The former Mount Carmel private hospital in Dublin has been bought by the HSE for a reported €11 million.
About 300 staff at Mount Carmel, which provided maternity and other medical and surgical services, lost their jobs in January after liquidators were appointed.
The HSE will use Mount Carmel, which stands on a 4.9 acre site in Churchtown in Dublin, as a step down facility for patients who no longer need care in an acute hospital.
A spokesman for the HSE said today that it could confirm that it has purchased Mount Carmel but could not coment on the price involved.
The HSE said the it would be used primarily for step down services and that it would be commissioned at some stage next year.
The trade union Siptu today welcomed the purchase of Mount Carmel by the HSE.
Siptu health division organiser Paul Bell said the union would be seeking an engagement with the HSE on the staffing ofthe facility.
He said it would also be looking for details on the categories of patients to be treated there and on the refurbishment plans for the complex.
The former Minister for Health James Reilly told an Oireachtas committee in February that the HSE was examining whether the former Mount Carmel private hospital could be transformed into a step-down care facility.

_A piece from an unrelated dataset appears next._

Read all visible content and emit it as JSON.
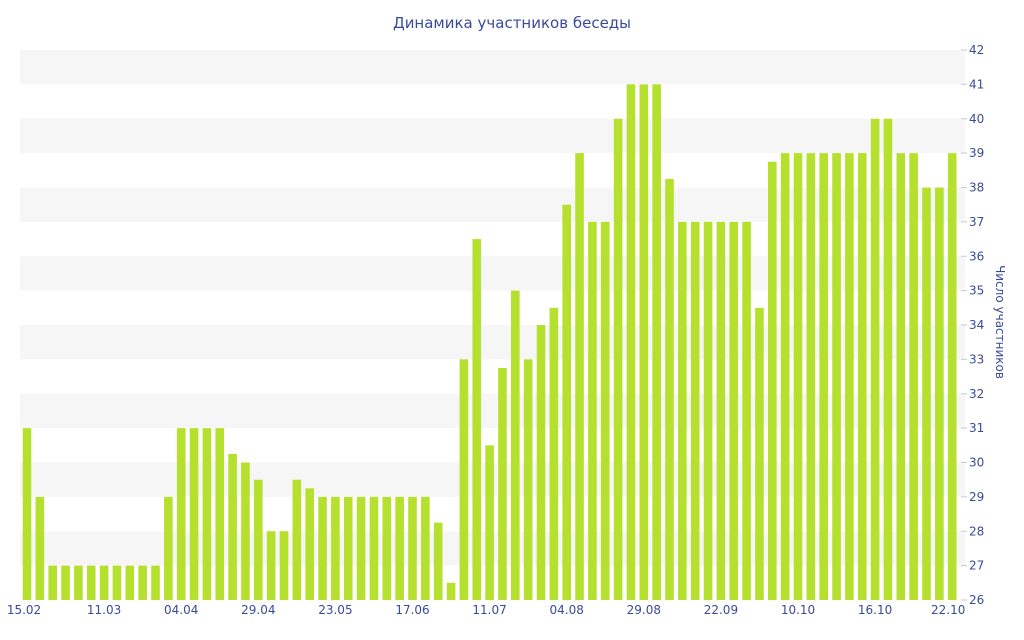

He said the examination could focus on whether the facility could provide rehabilitation services for older patients in particular who did not require further acute hospital care.
At the time Dr Reilly strongly defended the decision of the Government not to purchase Mount Carmel hospital before it went into liquidation.
He said in the context of the Government’s aim to provide bilocated and trilocated facilities, “the acquisition of Mount Carmel as a stand-alone maternity hospital would, I believe, represent a retrograde step”.